Nothing says New Year’s Eve in the food world like enjoying a few briny bivalves, and we have an abundance of the oyster beauties here on the Gulf Coast. From New Orleans to Apalachicola, I have eaten my share of oysters dressed in a variety of fashions. At this time of year, one of my favorite ways to eat them is in the nude on the half-shell, and with champagne of course! Cold water makes good oysters, and in winter, they’re at their plump, luscious finest. My Virtual Potluck crew was approached by Barenjager to create a holiday recipe using their honey liquor. I decided the perfect way to showcase their beverage was to pair it with a beautiful oyster, topped with a Champagne-Baren Mignoette.
Barenjager is not made from the fermentation of honey, but from blending honey with grain alcohol. This allows the honey flavor and texture to shine through. According to their website at www.barenjagerhoney.com , bear hunters (“barenjager”), in medieval Europe drank something called meschkinnes, a kind of moonshine made from honey by area beekeepers and farmers. In the 15th century, one company called the Teucke and Koing Bear Trap Company introduced Barenjager, the first professionally produced meschkinnes. Today, Barenjager is produced by Schwarze and Schlicte and imported by Sidney Frank Importing Company.
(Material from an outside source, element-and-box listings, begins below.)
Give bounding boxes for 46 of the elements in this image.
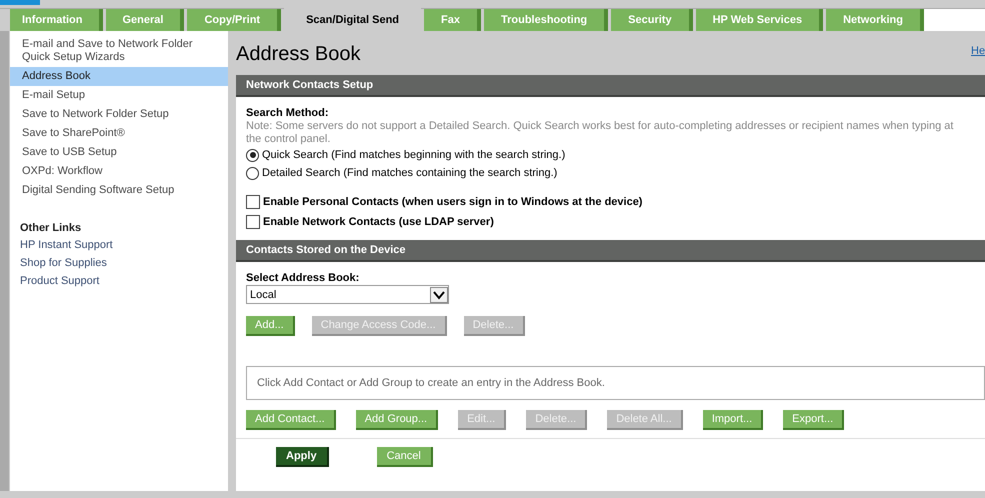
sidebar-link[interactable]: Product Support: [10, 272, 228, 290]
action-button[interactable]: Add...: [246, 316, 295, 336]
help-link[interactable]: He: [971, 45, 985, 57]
action-button[interactable]: Add Contact...: [246, 410, 336, 430]
tab[interactable]: Information: [10, 9, 102, 31]
sidebar-link[interactable]: HP Instant Support: [10, 236, 228, 254]
sidebar-item[interactable]: Save to USB Setup: [10, 143, 228, 162]
sidebar-item[interactable]: E-mail Setup: [10, 86, 228, 105]
section-title: Other Links: [20, 222, 82, 234]
section-header: Contacts Stored on the Device: [236, 240, 985, 262]
address-book-dropdown[interactable]: Local: [246, 285, 449, 304]
radio-label: Quick Search (Find matches beginning with the search string.): [262, 149, 566, 161]
action-button[interactable]: Import...: [702, 410, 764, 430]
radio-label: Detailed Search (Find matches containing the search string.): [262, 167, 558, 179]
checkbox[interactable]: [246, 215, 260, 229]
tab[interactable]: HP Web Services: [696, 9, 824, 31]
sidebar-item[interactable]: Digital Sending Software Setup: [10, 181, 228, 200]
form-button[interactable]: Cancel: [376, 447, 433, 467]
field-label: Search Method:: [246, 107, 330, 119]
radio-button[interactable]: [246, 148, 259, 162]
action-button[interactable]: Add Group...: [356, 410, 438, 430]
sidebar-item[interactable]: Save to Network Folder Setup: [10, 105, 228, 124]
tab[interactable]: Security: [611, 9, 693, 31]
note-text: Note: Some servers do not support a Detailed Search. Quick Search works best for auto-completing addresses or recipient names when typing at the control panel.: [246, 120, 954, 146]
checkbox-label: Enable Network Contacts (use LDAP server): [263, 216, 494, 228]
sidebar-item[interactable]: OXPd: Workflow: [10, 162, 228, 181]
tab[interactable]: General: [106, 9, 184, 31]
radio-button[interactable]: [246, 166, 259, 180]
sidebar-item[interactable]: Save to SharePoint®: [10, 124, 228, 143]
sidebar-item[interactable]: Address Book: [10, 67, 228, 86]
field-label: Select Address Book:: [246, 272, 360, 284]
header-bar: [0, 0, 40, 5]
tab[interactable]: Troubleshooting: [484, 9, 608, 31]
action-button[interactable]: Export...: [783, 410, 844, 430]
checkbox[interactable]: [246, 195, 260, 209]
chevron-down-icon: [430, 286, 448, 302]
tab[interactable]: Fax: [424, 9, 481, 31]
checkbox-label: Enable Personal Contacts (when users sign in to Windows at the device): [263, 196, 642, 208]
form-button[interactable]: Apply: [276, 447, 329, 467]
section-header: Network Contacts Setup: [236, 75, 985, 97]
tab[interactable]: Networking: [826, 9, 924, 31]
tab[interactable]: Copy/Print: [187, 9, 282, 31]
sidebar-item[interactable]: E-mail and Save to Network Folder Quick Setup Wizards: [10, 35, 228, 67]
empty-message: Click Add Contact or Add Group to create an entry in the Address Book.: [257, 377, 605, 389]
page-title: Address Book: [236, 42, 361, 66]
sidebar-link[interactable]: Shop for Supplies: [10, 254, 228, 272]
I tried Barenjager in a variety of ways (not all in the same evening). My family enjoyed a glass of champagne topped with Barenjager as a Christmas toast, I tried it with vodka and cranberry juice on another occasion, and I also found Barenjager in hot tea to be quite soothing. I had a tasting panel try the beverage neat, and the overall consensus was positive. Barenjager definitely lingers on the palette with a solid flavor of honey, and most thought it was best to be indulged sparingly. For more drink recipes, you can click here. In the recipe that I’m sharing below, I’m using Barenjager to add a drop of sweetness to the crisp, clean champagne mignoette which will top a succulent Gulf Coast Oyster. This is a refreshing appetizer that your guests can enjoy as they ring in the NewYear.
Please visit our Virtual Potluck Bloggers and try their Recipes by heading to Food Hunters Guide for the complete Round-up of all the holiday fun! Wishing you all a safe and Happy New Year!
- 2 dozen fresh oysters in the shell
- 2 tablespoons Barenjager Honey Liquor
- 1/2 cup champagne
- 3 tablespoons champagne vinegar
- 1 shallot, minced
- Freshly ground black pepper and ground sea salt
- Rock salt for oyster bed to serve
- Fresh parsley and lemon wedges for garnish
- 1/2 lemon or tangerine cut into segments peeled and halved.
- Place the open oysters in a single layer, on a bed of rock salt.
Make the champagne mignonette:
- In a small bowl, whisk together the champagne, champagne vinegar, Barenjager, shallots and tangerine segments. Season to taste with ground salt and pepper.
- Place in a small bowl and serve it alongside the oysters. Garnish with lemon wedges and parsley.
Note: For the freshest oysters, buy them raw in the shell at your local seafood market, and shuck them at home. If uncomfortable doing this, have them shucked at the market and take the shells home with you to serve the Oysters Mignoette. I shop at Shrimpers in Santa Rosa Beach, Destin Ice in Destin, Harbor Docks in Destin, and Joe Patti’s in Pensacola.
Clean and shuck oysters:
- Fresh oysters should be tightly closed and smell briny and salty, like the sea. Use them as quickly as possible, preferably the same day. (If you are storing them, keep them in a bowl or mesh bag in the refrigerator, loosely covered with a moistened kitchen towel, for up to 24 hours.)To clean oysters, using a good stiff brush, wash and brush them under the coldest water setting from your faucet.To shuck the oyster, hold it in a folded kitchen towel and then slip a sturdy, short oyster knife (which has a strong, pointed blade and a shield to protect your hand) into the hinge end, pop the top open, and run the knife along the edge until the top comes off (discard the top shell). Then cut the tendon that holds the oyster to the shell. To finish, flip the oyster in the shell to show its smooth underside.